Take the fact that everyone who could be considered a villain is attired in clothes that makes them stand out from everyone else (the serial killing sanitation worker wears bright orange, for example or a date rapist is wrapped in a lime green shirt) and acts like some sort of subconscious supervillain costume; even Dunn’s rain slicker give him a Batman-esque, avenging angel kind of vibe.
For a film that’s so restrained, Shyamalan laces the film with subtle humour that breathes life into proceedings and saves it from becoming too maudlin; the scene where David and his perminantly wide-eye son test the limits to his strength is a great example of how Shyamalan constructs his stories. It’s slow, deliberate and yet it’s completely engrossing and utterly fascinating; utilizing various different angles, blocking (notice how amusingly the son gets further away the heavier the weights get due to David’s safety concerns) and James Newton Howard’s gorgeous score plays up David’s heart breakingly noble journey of a man who’s sacrificed the promise of his youth for a love that has faded and who has another chance to realize his true potential.
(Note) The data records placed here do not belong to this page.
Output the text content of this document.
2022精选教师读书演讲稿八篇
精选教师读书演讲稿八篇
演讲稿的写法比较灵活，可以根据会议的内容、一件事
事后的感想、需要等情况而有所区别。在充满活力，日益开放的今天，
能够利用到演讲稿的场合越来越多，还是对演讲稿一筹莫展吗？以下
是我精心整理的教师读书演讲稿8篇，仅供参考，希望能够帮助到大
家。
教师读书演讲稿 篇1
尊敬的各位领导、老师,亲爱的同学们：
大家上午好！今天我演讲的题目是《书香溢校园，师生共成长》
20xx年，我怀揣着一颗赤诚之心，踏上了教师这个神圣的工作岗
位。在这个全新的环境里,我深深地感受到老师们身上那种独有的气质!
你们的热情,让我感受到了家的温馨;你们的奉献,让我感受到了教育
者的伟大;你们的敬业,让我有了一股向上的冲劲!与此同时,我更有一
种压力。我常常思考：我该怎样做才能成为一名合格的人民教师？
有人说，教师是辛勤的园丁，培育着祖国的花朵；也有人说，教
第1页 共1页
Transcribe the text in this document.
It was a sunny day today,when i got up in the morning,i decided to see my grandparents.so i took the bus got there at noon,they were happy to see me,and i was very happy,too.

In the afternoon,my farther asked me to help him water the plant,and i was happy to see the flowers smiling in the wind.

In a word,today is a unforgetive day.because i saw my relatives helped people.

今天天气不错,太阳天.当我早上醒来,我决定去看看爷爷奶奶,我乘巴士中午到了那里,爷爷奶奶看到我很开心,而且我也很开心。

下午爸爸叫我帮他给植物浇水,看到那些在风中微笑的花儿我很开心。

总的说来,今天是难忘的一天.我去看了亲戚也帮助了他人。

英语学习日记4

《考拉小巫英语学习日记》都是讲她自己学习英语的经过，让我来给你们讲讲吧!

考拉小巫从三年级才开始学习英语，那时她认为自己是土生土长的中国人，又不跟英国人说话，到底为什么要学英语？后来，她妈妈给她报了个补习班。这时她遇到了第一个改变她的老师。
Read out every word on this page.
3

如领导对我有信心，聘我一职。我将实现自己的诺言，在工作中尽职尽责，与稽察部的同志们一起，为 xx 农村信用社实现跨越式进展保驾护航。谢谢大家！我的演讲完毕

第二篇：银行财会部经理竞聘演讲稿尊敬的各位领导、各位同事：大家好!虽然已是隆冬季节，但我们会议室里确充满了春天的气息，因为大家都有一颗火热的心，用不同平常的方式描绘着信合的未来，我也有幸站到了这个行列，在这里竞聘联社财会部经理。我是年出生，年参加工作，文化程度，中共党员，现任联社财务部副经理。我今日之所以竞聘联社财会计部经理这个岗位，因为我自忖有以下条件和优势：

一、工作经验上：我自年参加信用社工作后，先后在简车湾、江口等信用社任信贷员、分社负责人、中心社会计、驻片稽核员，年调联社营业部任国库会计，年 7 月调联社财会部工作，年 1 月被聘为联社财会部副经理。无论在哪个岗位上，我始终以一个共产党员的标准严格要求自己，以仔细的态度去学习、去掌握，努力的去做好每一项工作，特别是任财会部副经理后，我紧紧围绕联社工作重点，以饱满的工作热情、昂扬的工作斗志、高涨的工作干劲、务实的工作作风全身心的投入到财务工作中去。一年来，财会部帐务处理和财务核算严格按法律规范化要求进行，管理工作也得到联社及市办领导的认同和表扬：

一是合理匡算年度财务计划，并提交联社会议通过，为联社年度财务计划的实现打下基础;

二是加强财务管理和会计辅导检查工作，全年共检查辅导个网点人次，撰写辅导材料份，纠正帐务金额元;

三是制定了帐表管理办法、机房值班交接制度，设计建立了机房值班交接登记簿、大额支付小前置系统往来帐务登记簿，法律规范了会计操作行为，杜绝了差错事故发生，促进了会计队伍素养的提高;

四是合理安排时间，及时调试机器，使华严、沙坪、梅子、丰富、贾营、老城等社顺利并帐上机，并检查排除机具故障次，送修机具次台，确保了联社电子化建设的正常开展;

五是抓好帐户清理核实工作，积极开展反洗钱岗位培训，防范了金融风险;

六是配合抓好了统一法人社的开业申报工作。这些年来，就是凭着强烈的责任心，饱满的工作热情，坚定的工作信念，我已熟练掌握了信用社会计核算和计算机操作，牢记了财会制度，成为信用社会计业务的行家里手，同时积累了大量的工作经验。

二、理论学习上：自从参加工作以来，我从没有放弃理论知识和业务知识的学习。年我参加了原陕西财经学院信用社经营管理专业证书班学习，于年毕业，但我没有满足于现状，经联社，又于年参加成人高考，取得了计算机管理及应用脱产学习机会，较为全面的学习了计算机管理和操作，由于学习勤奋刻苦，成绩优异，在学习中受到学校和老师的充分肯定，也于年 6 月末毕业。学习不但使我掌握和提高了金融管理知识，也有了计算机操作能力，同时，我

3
In some ways, Shyamalan’s compulsive need to deploy a twist before the credits roll almost capsizes Unbreakable before it’s done and the final realization that Elijah isn’t so much David’s Professor X but in fact is his Lex Luthor felt a little rushed when the film was released. However, what with the film now retroactively being part of the director’s Eastrail 177 trilogy (name for the rail disaster David survives) along with Split and Glass, the rather abrupt denouement now plays much better, therefore making the only weakness this masterpiece had simply melt away.
While the promised battles on the horizon promised by Unbreakable’s ending may have been somewhat mishandled by 2019’s Glass, this first installment remains an evergreen, restrained meditation in a sub-genre known for splashy colours and skintight lycra.